What is interesting about this collection is that submissiveness, mental and physical abuse, even psychosis all feature prominently as themes and thus affecting the mood of each story, yet Erpenbeck manages to not over-do it. The other three stories all deal with memory. Either with the recovery or loss of it. "Sand" is an extremely touching account of a girl’s account of her failing grandmother as she becomes forgetful and weak. Each day she spends with her Grandmother she observes her distinct dissent into senility. And while the Grandmother’s actions become even stranger as time progresses, she keeps a youthful laughter that the girl decides must be her own laughter inhabiting her grandmother.
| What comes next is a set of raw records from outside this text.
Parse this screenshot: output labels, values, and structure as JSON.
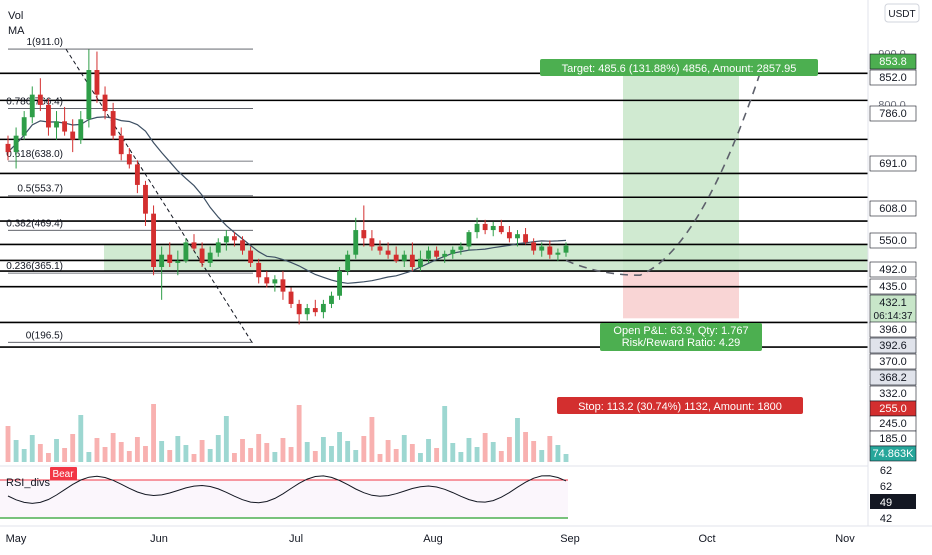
{
  "legend": {
    "vol": "Vol",
    "ma": "MA"
  },
  "currency": "USDT",
  "colors": {
    "up": "#26a69a",
    "down": "#ef5350",
    "up_candle": "#2e9e48",
    "down_candle": "#d32f2f",
    "target_zone": "#c8e6c9",
    "stop_zone": "#f8d0d0",
    "ma_line": "#3d4f63",
    "fib_line": "#131722",
    "level_line": "#000000",
    "rsi_line": "#131722",
    "rsi_upper": "#f23645",
    "rsi_lower": "#4caf50"
  },
  "price_scale": {
    "ticks": [
      "900.0",
      "800.0"
    ],
    "labels": [
      {
        "text": "853.8",
        "bg": "#4caf50",
        "fg": "#ffffff"
      },
      {
        "text": "852.0",
        "bg": "#ffffff",
        "fg": "#131722"
      },
      {
        "text": "786.0",
        "bg": "#ffffff",
        "fg": "#131722"
      },
      {
        "text": "691.0",
        "bg": "#ffffff",
        "fg": "#131722"
      },
      {
        "text": "608.0",
        "bg": "#ffffff",
        "fg": "#131722"
      },
      {
        "text": "550.0",
        "bg": "#ffffff",
        "fg": "#131722"
      },
      {
        "text": "492.0",
        "bg": "#ffffff",
        "fg": "#131722"
      },
      {
        "text": "435.0",
        "bg": "#ffffff",
        "fg": "#131722"
      },
      {
        "text": "432.1",
        "bg": "#c8e6c9",
        "fg": "#131722",
        "sub": "06:14:37"
      },
      {
        "text": "396.0",
        "bg": "#ffffff",
        "fg": "#131722"
      },
      {
        "text": "392.6",
        "bg": "#e0e3eb",
        "fg": "#131722"
      },
      {
        "text": "370.0",
        "bg": "#ffffff",
        "fg": "#131722"
      },
      {
        "text": "368.2",
        "bg": "#e0e3eb",
        "fg": "#131722"
      },
      {
        "text": "332.0",
        "bg": "#ffffff",
        "fg": "#131722"
      },
      {
        "text": "255.0",
        "bg": "#d32f2f",
        "fg": "#ffffff"
      },
      {
        "text": "245.0",
        "bg": "#ffffff",
        "fg": "#131722"
      },
      {
        "text": "185.0",
        "bg": "#ffffff",
        "fg": "#131722"
      },
      {
        "text": "74.863K",
        "bg": "#26a69a",
        "fg": "#ffffff"
      }
    ],
    "rsi_ticks": [
      "62",
      "62",
      "49",
      "42"
    ]
  },
  "time_axis": {
    "labels": [
      "May",
      "Jun",
      "Jul",
      "Aug",
      "Sep",
      "Oct",
      "Nov"
    ]
  },
  "fib": {
    "labels": [
      "1(911.0)",
      "0.786(766.4)",
      "0.618(638.0)",
      "0.5(553.7)",
      "0.382(469.4)",
      "0.236(365.1)",
      "0(196.5)"
    ]
  },
  "trade": {
    "target_label": "Target: 485.6 (131.88%) 4856, Amount: 2857.95",
    "pnl_label": "Open P&L: 63.9, Qty: 1.767",
    "rr_label": "Risk/Reward Ratio: 4.29",
    "stop_label": "Stop: 113.2 (30.74%) 1132, Amount: 1800"
  },
  "rsi": {
    "title": "RSI_divs",
    "bear_label": "Bear"
  },
  "chart_data": {
    "type": "candlestick",
    "title": "",
    "x_range": [
      "May",
      "Nov"
    ],
    "y_range": [
      150,
      930
    ],
    "horizontal_levels": [
      852,
      786,
      691,
      608,
      550,
      492,
      435,
      396,
      370,
      332,
      245,
      185
    ],
    "fib_levels": [
      {
        "ratio": 1,
        "price": 911.0
      },
      {
        "ratio": 0.786,
        "price": 766.4
      },
      {
        "ratio": 0.618,
        "price": 638.0
      },
      {
        "ratio": 0.5,
        "price": 553.7
      },
      {
        "ratio": 0.382,
        "price": 469.4
      },
      {
        "ratio": 0.236,
        "price": 365.1
      },
      {
        "ratio": 0,
        "price": 196.5
      }
    ],
    "position": {
      "entry": 368.2,
      "target": 853.8,
      "stop": 255.0,
      "last_price": 432.1
    },
    "candles": [
      [
        680,
        700,
        640,
        660
      ],
      [
        660,
        720,
        620,
        700
      ],
      [
        700,
        760,
        690,
        745
      ],
      [
        745,
        820,
        730,
        800
      ],
      [
        800,
        840,
        760,
        775
      ],
      [
        775,
        790,
        700,
        720
      ],
      [
        720,
        760,
        690,
        735
      ],
      [
        735,
        770,
        700,
        710
      ],
      [
        710,
        740,
        660,
        690
      ],
      [
        690,
        760,
        680,
        740
      ],
      [
        740,
        910,
        720,
        860
      ],
      [
        860,
        905,
        780,
        800
      ],
      [
        800,
        820,
        740,
        760
      ],
      [
        760,
        780,
        690,
        700
      ],
      [
        700,
        720,
        640,
        655
      ],
      [
        655,
        670,
        620,
        630
      ],
      [
        630,
        640,
        560,
        580
      ],
      [
        580,
        590,
        480,
        510
      ],
      [
        510,
        530,
        360,
        380
      ],
      [
        380,
        430,
        300,
        410
      ],
      [
        410,
        440,
        380,
        390
      ],
      [
        390,
        420,
        360,
        395
      ],
      [
        395,
        450,
        390,
        440
      ],
      [
        440,
        460,
        420,
        425
      ],
      [
        425,
        440,
        380,
        390
      ],
      [
        390,
        430,
        380,
        415
      ],
      [
        415,
        450,
        405,
        440
      ],
      [
        440,
        470,
        420,
        455
      ],
      [
        455,
        465,
        430,
        445
      ],
      [
        445,
        455,
        410,
        420
      ],
      [
        420,
        430,
        380,
        390
      ],
      [
        390,
        400,
        340,
        355
      ],
      [
        355,
        370,
        330,
        340
      ],
      [
        340,
        360,
        320,
        350
      ],
      [
        350,
        370,
        300,
        320
      ],
      [
        320,
        330,
        280,
        290
      ],
      [
        290,
        300,
        240,
        265
      ],
      [
        265,
        290,
        250,
        280
      ],
      [
        280,
        300,
        260,
        270
      ],
      [
        270,
        300,
        255,
        290
      ],
      [
        290,
        320,
        280,
        310
      ],
      [
        310,
        380,
        300,
        370
      ],
      [
        370,
        420,
        360,
        410
      ],
      [
        410,
        500,
        400,
        470
      ],
      [
        470,
        530,
        430,
        450
      ],
      [
        450,
        470,
        420,
        430
      ],
      [
        430,
        445,
        410,
        420
      ],
      [
        420,
        440,
        400,
        410
      ],
      [
        410,
        430,
        390,
        395
      ],
      [
        395,
        420,
        380,
        410
      ],
      [
        410,
        440,
        370,
        380
      ],
      [
        380,
        420,
        370,
        400
      ],
      [
        400,
        430,
        390,
        420
      ],
      [
        420,
        430,
        400,
        405
      ],
      [
        405,
        420,
        390,
        412
      ],
      [
        412,
        430,
        400,
        422
      ],
      [
        422,
        440,
        410,
        430
      ],
      [
        430,
        470,
        420,
        465
      ],
      [
        465,
        500,
        450,
        485
      ],
      [
        485,
        495,
        460,
        470
      ],
      [
        470,
        490,
        455,
        480
      ],
      [
        480,
        495,
        460,
        465
      ],
      [
        465,
        480,
        440,
        450
      ],
      [
        450,
        470,
        430,
        460
      ],
      [
        460,
        475,
        435,
        440
      ],
      [
        440,
        450,
        410,
        420
      ],
      [
        420,
        440,
        405,
        430
      ],
      [
        430,
        445,
        400,
        410
      ],
      [
        410,
        425,
        395,
        415
      ],
      [
        415,
        440,
        405,
        432
      ]
    ]
  }
}
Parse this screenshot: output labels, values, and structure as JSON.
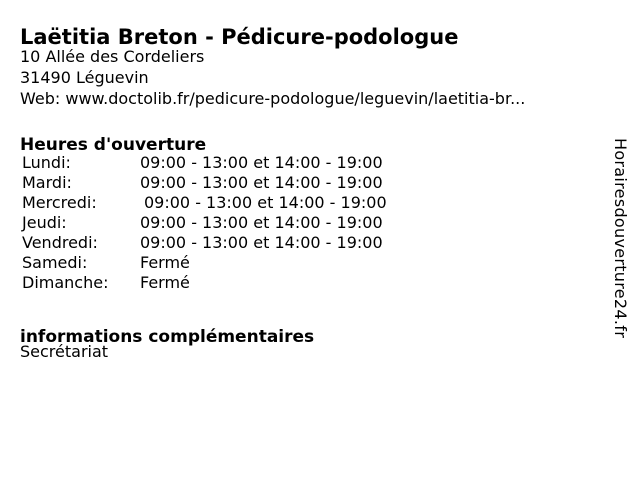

Erpenbeck captures how vital language is to their relationship whether it’s spoken, written or sung. “Then she (the grandmother) gives me sentences to speak, putting stones in my mouth so my tongue will learn to curl its way around all obstacles.”
In Hale and Hallowed, we meet Maria Kainbaher who attempts to find a friend from 50 years prior to see if they can rekindle a friendship from long ago. Maria sets out on a long journey (for an old woman) to find her friend Gertrud by walking the roads of town until she finally reaches her. “She knows that her bones are more durable than those of other people, and it doesn’t surprise her that a body growing older, begins to gravitate toward the earth in which it will soon be buried.” Unfortunately, Erpenbeck cuts this story short with an unexpected ending.
Jenny Erpenbeck’s collection of stories enter into landscapes surreal and often fairytale-esque. Her prose can be dark and the stories eccentric. The collection is extremely dense and heavy yet, handled with precision and great detail. Each of her stories provide a peek at the political rumblings that shape some of the language in her stories. Redeeming in so many ways, Jenny Erpenbeck and her stories have found their way into American hands and its true there is not a word or a phrase that’s been lost in translation.